A la fin de notre conversation, Julien m’a expliqué qu’en mémoire de Sivan, des vendanges avaient été mises en bouteille, dans un but bien précis : faire en sorte que les juifs du monde entier évoquent sa mémoire le soir. de Rosh haShana, au moment de kiddouch. Et veiller à ce que tous les fonds récoltés grâce à la vente de ces bouteilles soient reversés aux blessés de guerre qui devront reconstruire leur vie.

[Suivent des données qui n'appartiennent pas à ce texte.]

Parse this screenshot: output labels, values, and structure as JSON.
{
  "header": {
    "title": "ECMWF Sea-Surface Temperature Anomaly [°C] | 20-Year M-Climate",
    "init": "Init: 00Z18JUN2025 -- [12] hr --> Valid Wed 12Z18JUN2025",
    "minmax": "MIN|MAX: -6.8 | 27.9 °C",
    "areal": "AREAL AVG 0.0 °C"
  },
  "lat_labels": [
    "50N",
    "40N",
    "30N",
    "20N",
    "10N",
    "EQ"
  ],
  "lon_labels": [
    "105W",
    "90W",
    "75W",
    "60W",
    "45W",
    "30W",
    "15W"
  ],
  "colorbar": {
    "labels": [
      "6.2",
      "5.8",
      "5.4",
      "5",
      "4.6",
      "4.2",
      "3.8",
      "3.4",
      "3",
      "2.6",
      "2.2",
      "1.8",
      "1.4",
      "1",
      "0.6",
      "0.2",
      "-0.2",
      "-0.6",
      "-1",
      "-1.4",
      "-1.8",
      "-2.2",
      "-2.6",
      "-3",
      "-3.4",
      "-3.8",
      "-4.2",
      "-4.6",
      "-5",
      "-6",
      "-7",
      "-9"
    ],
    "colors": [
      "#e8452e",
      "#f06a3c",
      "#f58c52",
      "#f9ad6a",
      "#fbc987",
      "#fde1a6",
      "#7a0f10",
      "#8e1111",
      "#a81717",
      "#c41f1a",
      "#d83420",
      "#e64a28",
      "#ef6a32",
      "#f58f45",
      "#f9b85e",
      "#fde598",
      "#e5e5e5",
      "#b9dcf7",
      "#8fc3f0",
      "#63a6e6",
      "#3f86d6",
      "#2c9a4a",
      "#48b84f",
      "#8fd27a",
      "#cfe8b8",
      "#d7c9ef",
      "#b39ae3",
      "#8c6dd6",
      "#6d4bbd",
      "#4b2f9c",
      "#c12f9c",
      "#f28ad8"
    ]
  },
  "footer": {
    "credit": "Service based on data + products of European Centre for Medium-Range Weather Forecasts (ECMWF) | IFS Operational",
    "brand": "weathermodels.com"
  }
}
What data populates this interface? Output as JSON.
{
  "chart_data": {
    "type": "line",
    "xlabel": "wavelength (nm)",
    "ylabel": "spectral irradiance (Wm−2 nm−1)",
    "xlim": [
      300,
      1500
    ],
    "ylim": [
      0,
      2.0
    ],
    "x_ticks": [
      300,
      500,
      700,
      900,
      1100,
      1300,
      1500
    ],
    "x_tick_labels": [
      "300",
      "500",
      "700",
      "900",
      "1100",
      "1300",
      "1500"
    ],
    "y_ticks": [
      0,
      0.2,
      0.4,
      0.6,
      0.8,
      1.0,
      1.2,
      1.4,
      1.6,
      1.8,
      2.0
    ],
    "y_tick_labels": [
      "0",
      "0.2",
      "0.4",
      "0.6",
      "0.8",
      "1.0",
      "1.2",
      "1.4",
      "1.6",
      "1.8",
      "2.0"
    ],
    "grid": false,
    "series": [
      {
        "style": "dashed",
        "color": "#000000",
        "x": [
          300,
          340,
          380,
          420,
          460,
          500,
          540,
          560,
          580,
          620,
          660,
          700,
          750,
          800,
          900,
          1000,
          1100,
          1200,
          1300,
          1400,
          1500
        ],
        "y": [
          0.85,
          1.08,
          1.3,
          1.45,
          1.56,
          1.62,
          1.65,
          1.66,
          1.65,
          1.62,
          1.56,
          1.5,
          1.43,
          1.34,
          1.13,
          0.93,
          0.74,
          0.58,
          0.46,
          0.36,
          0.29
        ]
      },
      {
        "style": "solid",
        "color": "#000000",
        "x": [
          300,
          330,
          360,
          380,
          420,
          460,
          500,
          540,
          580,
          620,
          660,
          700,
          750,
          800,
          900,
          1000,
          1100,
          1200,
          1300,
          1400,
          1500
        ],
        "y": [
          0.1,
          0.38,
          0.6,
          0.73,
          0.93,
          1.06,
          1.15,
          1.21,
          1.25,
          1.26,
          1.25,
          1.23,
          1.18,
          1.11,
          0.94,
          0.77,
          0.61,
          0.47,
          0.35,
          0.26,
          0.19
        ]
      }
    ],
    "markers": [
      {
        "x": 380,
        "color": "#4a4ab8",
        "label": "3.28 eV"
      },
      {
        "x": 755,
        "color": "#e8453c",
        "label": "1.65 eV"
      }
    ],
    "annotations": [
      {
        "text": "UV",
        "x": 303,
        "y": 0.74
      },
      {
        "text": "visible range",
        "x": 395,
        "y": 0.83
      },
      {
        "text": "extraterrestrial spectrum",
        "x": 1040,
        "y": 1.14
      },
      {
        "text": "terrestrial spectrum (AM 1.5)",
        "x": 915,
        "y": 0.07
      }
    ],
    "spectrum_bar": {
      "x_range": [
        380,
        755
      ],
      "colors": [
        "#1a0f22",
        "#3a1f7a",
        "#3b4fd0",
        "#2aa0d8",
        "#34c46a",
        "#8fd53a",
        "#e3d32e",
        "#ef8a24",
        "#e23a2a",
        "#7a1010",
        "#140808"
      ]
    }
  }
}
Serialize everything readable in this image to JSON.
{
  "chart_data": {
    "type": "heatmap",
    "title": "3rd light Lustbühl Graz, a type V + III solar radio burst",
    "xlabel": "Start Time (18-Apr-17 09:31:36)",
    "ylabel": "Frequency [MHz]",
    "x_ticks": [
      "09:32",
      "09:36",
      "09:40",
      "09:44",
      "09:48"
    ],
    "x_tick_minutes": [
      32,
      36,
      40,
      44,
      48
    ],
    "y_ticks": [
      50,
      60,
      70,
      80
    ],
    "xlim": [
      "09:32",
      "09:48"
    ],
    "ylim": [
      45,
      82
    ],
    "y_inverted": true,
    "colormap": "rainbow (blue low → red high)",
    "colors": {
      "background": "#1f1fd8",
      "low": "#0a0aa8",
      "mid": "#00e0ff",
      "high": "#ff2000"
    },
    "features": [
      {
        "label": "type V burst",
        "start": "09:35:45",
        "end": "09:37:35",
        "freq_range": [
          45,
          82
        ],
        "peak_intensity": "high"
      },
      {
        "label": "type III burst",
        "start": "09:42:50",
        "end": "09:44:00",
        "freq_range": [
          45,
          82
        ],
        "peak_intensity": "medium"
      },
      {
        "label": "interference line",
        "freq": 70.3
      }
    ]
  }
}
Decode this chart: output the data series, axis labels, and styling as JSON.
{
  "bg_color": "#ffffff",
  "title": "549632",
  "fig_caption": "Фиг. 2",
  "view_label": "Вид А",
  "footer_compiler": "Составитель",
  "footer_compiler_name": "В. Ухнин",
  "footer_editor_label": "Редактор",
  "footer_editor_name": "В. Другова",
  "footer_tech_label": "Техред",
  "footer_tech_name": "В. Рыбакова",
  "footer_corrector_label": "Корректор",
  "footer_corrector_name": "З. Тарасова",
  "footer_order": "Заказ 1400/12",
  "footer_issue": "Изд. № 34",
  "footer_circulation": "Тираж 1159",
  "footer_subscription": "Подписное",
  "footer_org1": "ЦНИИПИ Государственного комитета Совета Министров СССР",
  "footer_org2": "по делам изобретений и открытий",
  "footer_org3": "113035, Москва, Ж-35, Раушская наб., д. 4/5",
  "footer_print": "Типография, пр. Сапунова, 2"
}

J’ai alors dit à Julien que justement le mot shakoul a quelque chose à voir avec la vigne, et la marque que le fruit cueilli laisse sur un arbre à jamais meurtri. Mais il m’a répondu quelque chose que je ne savais pas, ou plutôt auquel je n’avais jamais pensé. Il m’a dit qu’une autre étymologie de shakoul est à comparer en hébreu au mot sekhel שכל, « intelligence, esprit ». Un enfant disparaît mais une partie de l’intelligence qu’il a apportée au monde y reste éternellement.

Sékhelintelligence. Et si c’était avant tout ce dont nous avons besoin aujourd’hui : faire en sorte que l’intelligence, individuelle ou collective, puisse encore nous sauver.

Juste avant de nous séparer, lorsque j’ai demandé aux parents de Sivan comment leur chagrin avait changé leur relation avec Israël, ils ont répondu : “Ce qui est différent maintenant, c’est que nous savons que nous ne pourrons pas partir, et que nous n’abandonnerons pas l’endroit où repose notre fils”.

En les entendant, je me suis dit que personne ne sait ce qui fait un pays notre pays. Parfois c’est l’endroit où nous sommes nés, et parfois là où nous sommes venus vivre. C’est parfois la terre où sont morts nos ancêtres, mais il arrive aussi que ce soit la terre où reposent nos enfants.

Je veux croire, plus que jamais, que notre pays ne sera pas celui de nos cimetières mais celui de nos bibliothèques. Nous venons de là où nos livres et nos histoires sont lus, d’où les nouvelles générations écriront encore dans les marges des livres. Et pour que l’on puisse toujours croire en l’avenir, planter des vignes, et malgré la douleur du deuil, s’entendre répéter : Ce Hayim Acclamations!

Que la mémoire de Sivan Weil, d’Uri Grossman, de Hersh Goldberg-Polin et celle de tous les enfants innocents que nous pleurons soient une bénédiction.

Puissiez-vous et vos enfants, peuple d’Israël et humanité aimant la lumière, être pleinement inscrits dans le livre de vie.